Stanford University News Service
425 Santa Teresa Street
Stanford, California 94306-2245
Tel: (650) 723-2558
Fax: 650) 725-0247
April 1, 2009
Cynthia Haven, News Service: (650) 724-6184, email@example.com
The nexus between poetry and the environment is not self-evident to most. That's why Felstiner wrote Can Poetry Save the Earth? A Field Guide to Nature Poems (Yale University Press) in time for Earth Day, April 22.
In the last decade, Felstiner has become a passionate advocate for the environment—and a passionate advocate for the poetry that celebrates it.
He says he's not alone. For example, he notes that Rachel Carson's Silent Spring, the 1962 book that is credited with launching the environmental movement, begins with an epigraph from Keats.

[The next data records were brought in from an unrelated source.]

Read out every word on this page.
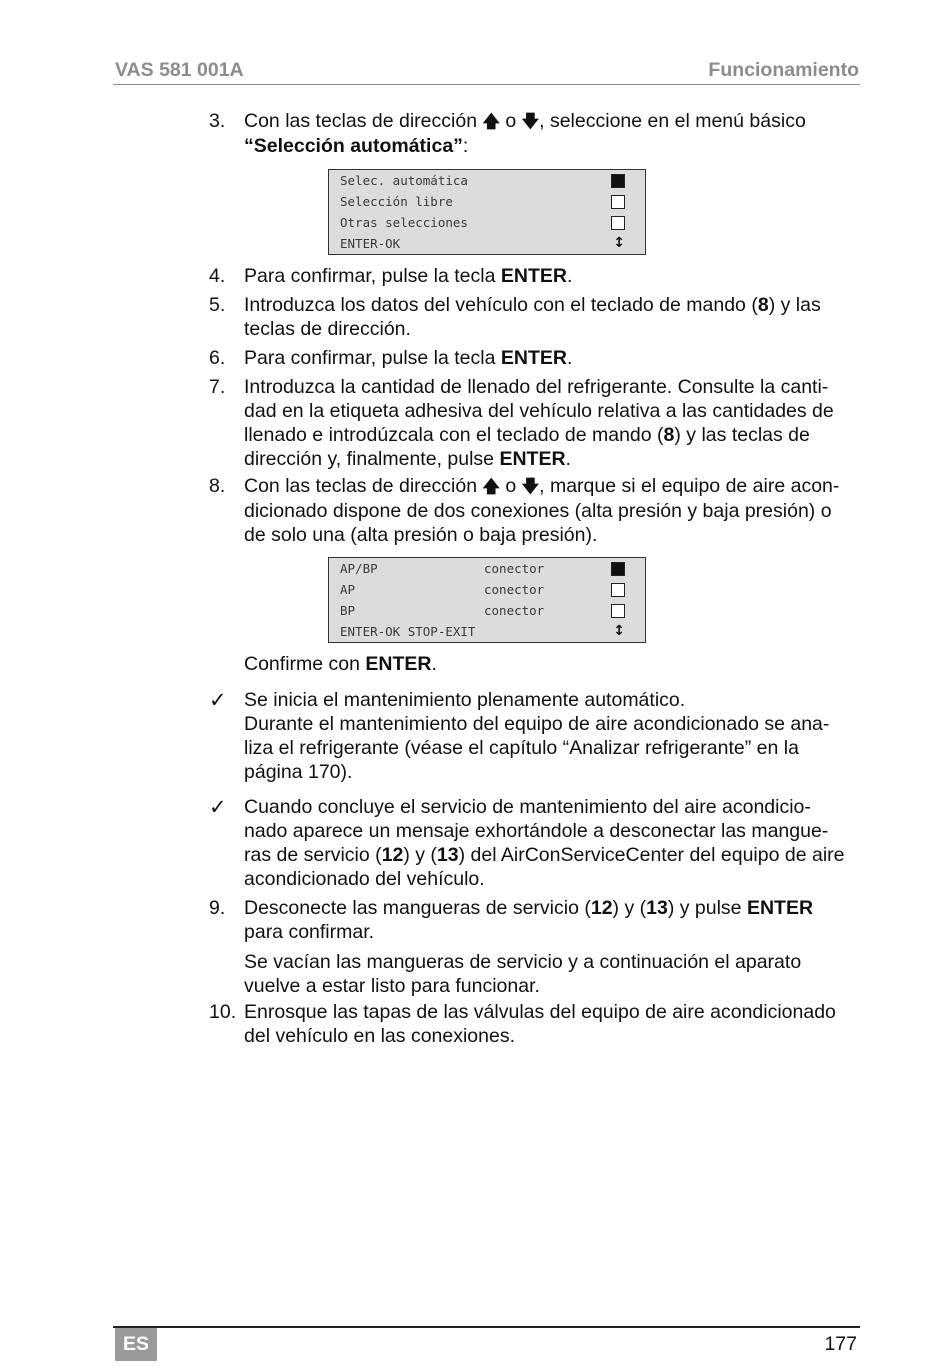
VAS 581 001A	Funcionamiento
3. Con las teclas de dirección 🡅 o 🡇, seleccione en el menú básico

“Selección automática”:

Selec. automática
Selección libre
Otras selecciones
ENTER-OK	↕
4. Para confirmar, pulse la tecla ENTER.

5. Introduzca los datos del vehículo con el teclado de mando (8) y las

teclas de dirección.

6. Para confirmar, pulse la tecla ENTER.

7. Introduzca la cantidad de llenado del refrigerante. Consulte la canti-

dad en la etiqueta adhesiva del vehículo relativa a las cantidades de

llenado e introdúzcala con el teclado de mando (8) y las teclas de

dirección y, finalmente, pulse ENTER.

8. Con las teclas de dirección 🡅 o 🡇, marque si el equipo de aire acon-

dicionado dispone de dos conexiones (alta presión y baja presión) o

de solo una (alta presión o baja presión).

AP/BP	conector
AP	conector
BP	conector
ENTER-OK STOP-EXIT	↕

Confirme con ENTER.

✓ Se inicia el mantenimiento plenamente automático.

Durante el mantenimiento del equipo de aire acondicionado se ana-

liza el refrigerante (véase el capítulo “Analizar refrigerante” en la

página 170).

✓ Cuando concluye el servicio de mantenimiento del aire acondicio-

nado aparece un mensaje exhortándole a desconectar las mangue-

ras de servicio (12) y (13) del AirConServiceCenter del equipo de aire

acondicionado del vehículo.

9. Desconecte las mangueras de servicio (12) y (13) y pulse ENTER

para confirmar.

Se vacían las mangueras de servicio y a continuación el aparato

vuelve a estar listo para funcionar.

10. Enrosque las tapas de las válvulas del equipo de aire acondicionado

del vehículo en las conexiones.

ES	177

For Felstiner, the Damascus moment came in the sylvan beauty of Woodside, where he was a resident nearly a decade ago at the Djerassi Resident Artists Program. Noted for his award-winning translations of Paul Célan's poetry, he was working on a project about creative resistance during the Holocaust when he realized he had another topic closer at hand: "I have something more important to do. I'm not a scientist or a policymaker, I'm not a nature writer," he said, deciding that he must be an environmentalist "for fear of being irrelevant."
"In fact, environmental urgency trumps everything else," he said. "I say that with due respect to the horrible tragedies happening all over the world."

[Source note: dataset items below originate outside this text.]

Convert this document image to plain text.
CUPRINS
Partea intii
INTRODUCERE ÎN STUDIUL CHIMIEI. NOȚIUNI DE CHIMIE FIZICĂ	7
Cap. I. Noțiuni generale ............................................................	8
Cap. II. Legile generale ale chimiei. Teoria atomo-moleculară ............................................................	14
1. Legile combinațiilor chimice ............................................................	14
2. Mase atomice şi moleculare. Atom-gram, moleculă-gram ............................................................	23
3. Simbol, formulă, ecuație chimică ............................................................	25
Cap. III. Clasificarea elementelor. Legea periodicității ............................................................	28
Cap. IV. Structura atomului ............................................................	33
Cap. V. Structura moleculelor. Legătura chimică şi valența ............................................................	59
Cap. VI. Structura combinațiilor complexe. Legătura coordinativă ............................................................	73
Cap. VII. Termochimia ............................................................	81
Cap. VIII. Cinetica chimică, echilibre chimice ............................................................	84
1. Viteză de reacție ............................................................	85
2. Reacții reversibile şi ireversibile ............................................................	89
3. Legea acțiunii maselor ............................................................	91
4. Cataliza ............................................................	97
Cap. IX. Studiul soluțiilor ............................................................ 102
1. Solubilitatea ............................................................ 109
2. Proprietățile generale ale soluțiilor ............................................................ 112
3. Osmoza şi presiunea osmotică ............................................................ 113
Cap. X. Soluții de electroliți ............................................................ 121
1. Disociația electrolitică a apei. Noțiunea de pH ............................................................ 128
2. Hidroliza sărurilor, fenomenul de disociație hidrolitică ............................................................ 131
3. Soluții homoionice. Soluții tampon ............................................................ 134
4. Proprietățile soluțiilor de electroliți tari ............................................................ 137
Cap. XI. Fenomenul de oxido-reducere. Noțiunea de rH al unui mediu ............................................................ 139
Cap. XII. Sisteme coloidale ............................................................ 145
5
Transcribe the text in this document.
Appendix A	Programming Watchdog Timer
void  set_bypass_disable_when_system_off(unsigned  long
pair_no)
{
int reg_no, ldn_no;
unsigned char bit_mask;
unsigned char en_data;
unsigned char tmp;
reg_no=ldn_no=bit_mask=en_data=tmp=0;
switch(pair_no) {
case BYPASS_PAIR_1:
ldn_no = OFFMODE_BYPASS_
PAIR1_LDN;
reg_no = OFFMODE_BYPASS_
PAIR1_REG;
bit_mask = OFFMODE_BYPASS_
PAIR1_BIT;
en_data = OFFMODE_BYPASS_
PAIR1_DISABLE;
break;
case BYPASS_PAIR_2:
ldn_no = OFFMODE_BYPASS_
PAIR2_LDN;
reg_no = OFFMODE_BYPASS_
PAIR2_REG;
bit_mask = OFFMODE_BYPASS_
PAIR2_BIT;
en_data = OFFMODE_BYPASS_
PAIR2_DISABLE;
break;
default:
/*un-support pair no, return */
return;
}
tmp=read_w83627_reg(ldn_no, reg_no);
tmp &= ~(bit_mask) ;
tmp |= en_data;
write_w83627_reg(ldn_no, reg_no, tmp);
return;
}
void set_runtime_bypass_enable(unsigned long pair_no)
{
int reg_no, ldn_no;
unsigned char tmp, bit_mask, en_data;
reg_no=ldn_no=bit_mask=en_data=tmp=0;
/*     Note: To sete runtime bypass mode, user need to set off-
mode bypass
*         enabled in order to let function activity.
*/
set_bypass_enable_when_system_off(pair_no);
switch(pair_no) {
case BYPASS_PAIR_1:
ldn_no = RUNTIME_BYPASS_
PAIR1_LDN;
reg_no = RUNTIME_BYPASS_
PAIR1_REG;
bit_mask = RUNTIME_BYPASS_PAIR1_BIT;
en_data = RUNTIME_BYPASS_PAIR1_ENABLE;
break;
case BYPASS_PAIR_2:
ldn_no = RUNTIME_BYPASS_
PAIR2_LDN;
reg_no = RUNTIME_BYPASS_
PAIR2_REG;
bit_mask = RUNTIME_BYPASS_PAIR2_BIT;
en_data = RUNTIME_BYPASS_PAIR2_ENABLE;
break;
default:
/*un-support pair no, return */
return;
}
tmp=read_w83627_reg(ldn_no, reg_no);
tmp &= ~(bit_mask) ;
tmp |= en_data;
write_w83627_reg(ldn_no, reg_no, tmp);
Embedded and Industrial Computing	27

He began to wonder how he could use poetry about nature to reach people, using "the pleasure of poetry to reach their consciousness, and their consciousness to reach their conscience."
"What's the transition from consciousness to conscience—so that you will never drop an empty beer can in a bush?" he said.
The book that emerged from his labors—including six years teaching the Introduction to the Humanities course titled Literature into Life—took nine years to write. Each chapter focuses on a poet who has spoken about the natural world, from the Psalmist to modern poets. "It was totally obsessive during these years," he said.
As we hover on the environmental point of no return, Felstiner argues that poetry may have a singular capacity to return our attention to our environment before it's too late. It may also make us better stewards of the Earth.
As he writes in his book, "We've a chance to recognize and lighten our footprint in a world where all of nature matters vitally." Felstiner quotes Stanford alumnus and poet Robert Hass, who longs not for the moment "when the deer freezes in the shade / and looks at you and you hold very still" but the "moment after / when she flicks her ears & starts to feed again."
For nonscientists, poetry might be an easier way to approach tough issues: "It's guaranteed jargon-proof," Felstiner said.
Can poetry save the Earth? "It took a long time to arrive at that title," he said. "When I finally hit upon it, it was accepted immediately by the press.
"The question mark at the end—everything rides on the question mark," he added. "The obvious answer is no. Poetry can't save the world, but it can help. It can help save you."